Generate YAML data generation file from a DDL SQL file

dbworkload can assist with generating a stub of the data generation definition file, required by the csv command.

Example

  1. Create a DDL file. Let's call it bank.ddl.

    -- file: bank.ddl
    
    CREATE TABLE ref_data (
        acc_no BIGINT PRIMARY KEY,
        external_ref_id UUID,
        created_time TIMESTAMPTZ,
        acc_details VARCHAR
    );
    
    CREATE TABLE orders (
        acc_no BIGINT NOT NULL,
        id UUID NOT NULL default gen_random_uuid(),
        status VARCHAR NOT NULL,
        amount DECIMAL(15, 2),
        ts TIMESTAMPTZ default now(),
        CONSTRAINT pk PRIMARY KEY (acc_no, id)
    );
    
  2. Run the yaml command, passing in bank.ddl as the input.

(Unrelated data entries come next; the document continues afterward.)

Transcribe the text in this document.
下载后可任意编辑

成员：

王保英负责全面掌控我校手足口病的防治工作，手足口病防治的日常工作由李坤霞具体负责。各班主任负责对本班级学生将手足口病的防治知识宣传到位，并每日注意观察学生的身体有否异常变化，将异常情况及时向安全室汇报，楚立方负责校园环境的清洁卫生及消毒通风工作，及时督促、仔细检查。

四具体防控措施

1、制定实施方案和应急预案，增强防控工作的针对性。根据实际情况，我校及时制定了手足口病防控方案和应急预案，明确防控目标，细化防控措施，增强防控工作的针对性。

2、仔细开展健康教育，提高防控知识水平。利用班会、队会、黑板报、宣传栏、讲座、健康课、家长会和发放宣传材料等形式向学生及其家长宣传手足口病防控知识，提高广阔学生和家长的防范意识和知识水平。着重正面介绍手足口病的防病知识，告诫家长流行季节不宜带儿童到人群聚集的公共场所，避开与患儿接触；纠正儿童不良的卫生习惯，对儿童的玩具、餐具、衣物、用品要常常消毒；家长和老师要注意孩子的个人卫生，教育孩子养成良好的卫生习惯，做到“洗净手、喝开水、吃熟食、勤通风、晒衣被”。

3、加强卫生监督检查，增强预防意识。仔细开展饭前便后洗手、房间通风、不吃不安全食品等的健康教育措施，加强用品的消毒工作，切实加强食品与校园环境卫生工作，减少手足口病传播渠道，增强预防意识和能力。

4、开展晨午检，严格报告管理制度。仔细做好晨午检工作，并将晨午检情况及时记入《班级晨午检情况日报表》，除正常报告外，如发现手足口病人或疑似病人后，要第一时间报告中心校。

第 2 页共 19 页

    dbworkload util yaml -i bank.ddl
    
  3. Open bank.yaml output and inspect YAML tree. This is a configuration file with instructions on what type of data to generate. Check section Types for a full list of available object types and arguments.

    ref_data:
      - count: 100
        sort-by: []
        columns:
          acc_no:
            type: integer
            args:
              min: -9223372036854775807
              max: 9223372036854775807
              seed: 64
              null_pct: 0.3
              array: 0
          external_ref_id:
            type: uuid
            args:
              seed: 76
              null_pct: 0.25
              array: 0
          created_time:
            type: timestamp
            args:
              start: "2000-01-01"
              end: "2024-12-31"
              format: "%Y-%m-%d %H:%M:%S.%f"
              seed: 78
              null_pct: 0.37
              array: 0
          acc_details:
            type: string
            args:
              min: 10
              max: 30
              prefix: ""
              seed: 54
              null_pct: 0.38
              array: 0
    orders:
      - count: 100
        sort-by: []
        columns:
          acc_no:
            type: integer
            args:
              min: -9223372036854775807
              max: 9223372036854775807
              seed: 83
              null_pct: 0.0
              array: 0
        id:
          type: uuid
          args:
            seed: 49
            null_pct: 0.0
            array: 0
        status:
          type: string
          args:
            min: 10
            max: 30
            prefix: ""
            seed: 58
            null_pct: 0.0
            array: 0
        amount:
          type: float
          args:
            min: 0
            max: 10000000000000
            round: 2
            seed: 11
            null_pct: 0.33
            array: 0
        ts:
          type: timestamp
          args:
            start: "2000-01-01"
            end: "2024-12-31"
            format: "%Y-%m-%d %H:%M:%S.%f"
            seed: 100
            null_pct: 0.26
            array: 0
    

Types

Below is a table with all available generators and their arguments

Generator Description Arguments Default
constant Returns value over and over value str "simplefaker"
sequence Returns an int increased by 1 starting from start start int 0
integer Returns an int between min and max min int 1
max int 1,000,000,000
float Returns a decimal between min and max with round precision min int 1
max int 1,000,000
round int 2
string Returns a str using chars [A-Za-z0-9] of length between min and max prefixed by prefix min int 10
max int 50
prefix str <blank>
json Returns a JSON string of length between min and max min int 10
max int 50
choice Picks an item population. Optionally set [cum_]weights. See docs population list[str] ["Mon", "Tue", "Wed", "Thu", "Fri", "Sat", "Sun"]
weights list[int] empty list
cum_weights list[int] empty list
timestamp Returns a random timestamp formatted as format between start and end. start str "2000-01-01"
start and end must be valid date representation end str "2024-12-31"
strftime quick ref format str "%Y-%m-%d %H:%M:%S.%f"
date start str "2000-01-01"
end str "2024-12-31"
format str "%Y-%m-%d"
time start str "07:30:00"
end str "22:30:00"
micros bool false
uuid Returns the string representation of a UUIDv4
bool Returns either 0 or 1
bit Returns a bit of size size size int 10
bytes Returns bytes of size size size int 10
custom Uses a python class defined in path path str
See example usage

Furthermore, all but sequence take these common arguments.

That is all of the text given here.